Im Schönbuch bei Waldenbuch: Der Stein erinnert an ein Mordopfer Foto: Karl-Georg Martin

Dunkel ist nicht nur der Tann, sondern auch die Absicht einzelner Waldbesucher. Und Opfer von Wilderern wurden nicht nur Rehe und Hasen, sondern auch Forstleute. Ein Gedenkstein bei Waldenbuch erinnert an eine frevelhafte Tat.

Stuttgart - „Du wirst mehr in den Wäldern finden als in den Büchern“, schrieb Bernhard von Clairvaux. Wir haben uns auf die Suche gemacht und stellen Ihnen in einer Serie jeden Montag Besonderheiten aus den Wäldern rund um Stuttgart vor. Heute: der Klinglerstein im Schönbuch.

War es Hunger, der die beiden Burschen mit Flinten in den Wald trieb? Oder war es der Jagdtrieb, dem sie nichts entgegenzusetzen hatten? Der Grund ist nicht überliefert, und für den armen Forstanwärter Wilhelm Klingler ging die Begegnung mit den Burschen so oder so böse aus. Am 19. Juli 1913, einem Samstag, ist der Forstmann im Schönbuch unterwegs. Die Chronisten konstatieren für diesen Julitag „kühle Witterungsverhältnisse“, 17 Grad Celsius. Im Unterholz, südlich der Aich und östlich von Waldenbuch, liegen zwei 18- und 19-jährige Wilderer auf der Lauer. Möglicherweise haben sie einfach geschossen, weil sie ein Wildschwein oder Reh vermuteten. Zum Unglück aller Beteiligten treffen die Kugeln den Mann, der verletzt liegen bleibt.

Seit 1848 ist im Schönbuch zwar die herrschaftliche Jagd abgeschafft, aber der sogenannte Forstfrevel wurde noch lange bestraft. Förster waren im 19. Jahrhundert Polizei und Richter in Personalunion. Ängstigen sich die beiden jungen Männer vor der Autorität des Forstmanns? Wollen sie ihren Wildfrevel und den Unfall vertuschen? Wie sie den Mann so da liegen sehen, tun sie jedenfalls das Falsche: Wilhelm Klingler, „der ledige Forstamtsanwärter vom Forstamt Plattenhardt, wurde alsdann mit dem Gewehrkolben totgeschlagen“, schreibt der „Filder-Bote“ am 22. Juli 1913.

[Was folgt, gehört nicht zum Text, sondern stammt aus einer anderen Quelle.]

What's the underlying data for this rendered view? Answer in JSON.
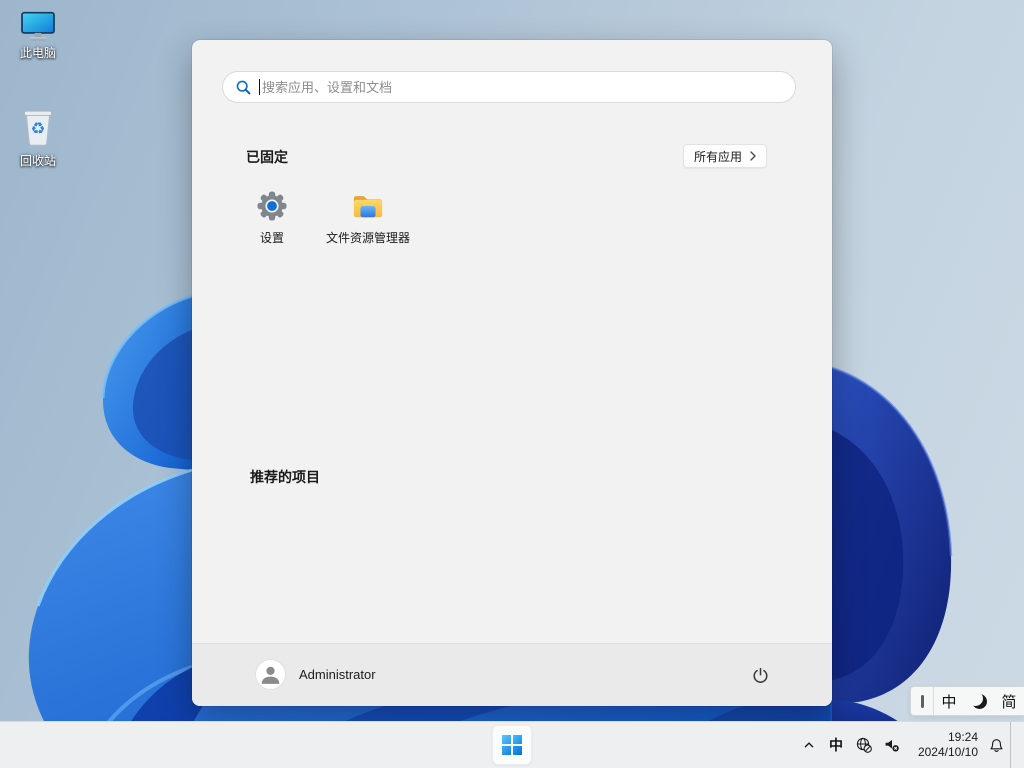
{
  "desktop": {
    "icons": [
      {
        "label": "此电脑",
        "icon": "computer-monitor"
      },
      {
        "label": "回收站",
        "icon": "recycle-bin"
      }
    ]
  },
  "start_menu": {
    "search": {
      "placeholder": "搜索应用、设置和文档",
      "icon": "search-magnifier"
    },
    "pinned": {
      "title": "已固定",
      "all_apps_label": "所有应用",
      "apps": [
        {
          "label": "设置",
          "icon": "settings-gear"
        },
        {
          "label": "文件资源管理器",
          "icon": "yellow-folder"
        }
      ]
    },
    "recommended": {
      "title": "推荐的项目"
    },
    "footer": {
      "user_name": "Administrator",
      "avatar_icon": "person-silhouette",
      "power_icon": "power-symbol"
    }
  },
  "taskbar": {
    "start_icon": "windows-four-squares",
    "tray": {
      "hidden_icons": "chevron-up",
      "ime_indicator": "中",
      "network_icon": "globe-no-internet",
      "volume_icon": "speaker-muted",
      "time": "19:24",
      "date": "2024/10/10",
      "notifications_icon": "bell"
    }
  },
  "ime_bar": {
    "handle": "drag-handle",
    "mode": "中",
    "shape_icon": "crescent-moon",
    "charset": "简"
  },
  "colors": {
    "accent_blue": "#0a6dd3",
    "menu_bg": "#f2f2f2",
    "taskbar_bg": "#edeff0",
    "wallpaper_base": "#b6c9da",
    "bloom_bright_blue": "#2b79e0",
    "bloom_dark_blue": "#12309a"
  }
}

Ein Bursche beschuldigt den anderen

An das Opfer erinnert ein spitzkegliger, fast mannshoher Block aus Stubensandstein (Koordinaten: 48.63083, 9.16450). Darauf steht: „Hier ist Forstpraktikant Wilh. Klingler am 19. Juli 1913 im Kampf mit Wilderern gefallen. Auf Wiedersehn.“

Wälder schweigen. Der Mord wäre deshalb womöglich ungesühnt geblieben, hätte sich einer der beiden nicht am 21. Juli 1913 der Polizei gestellt und behauptet, der Komplize habe den Mord begangen. Sie führten die Polizei zum Tatort in der sogenannten Alten Scheerwässere. Die Burschen wanderten am Ende für viele Jahre ins Zuchthaus.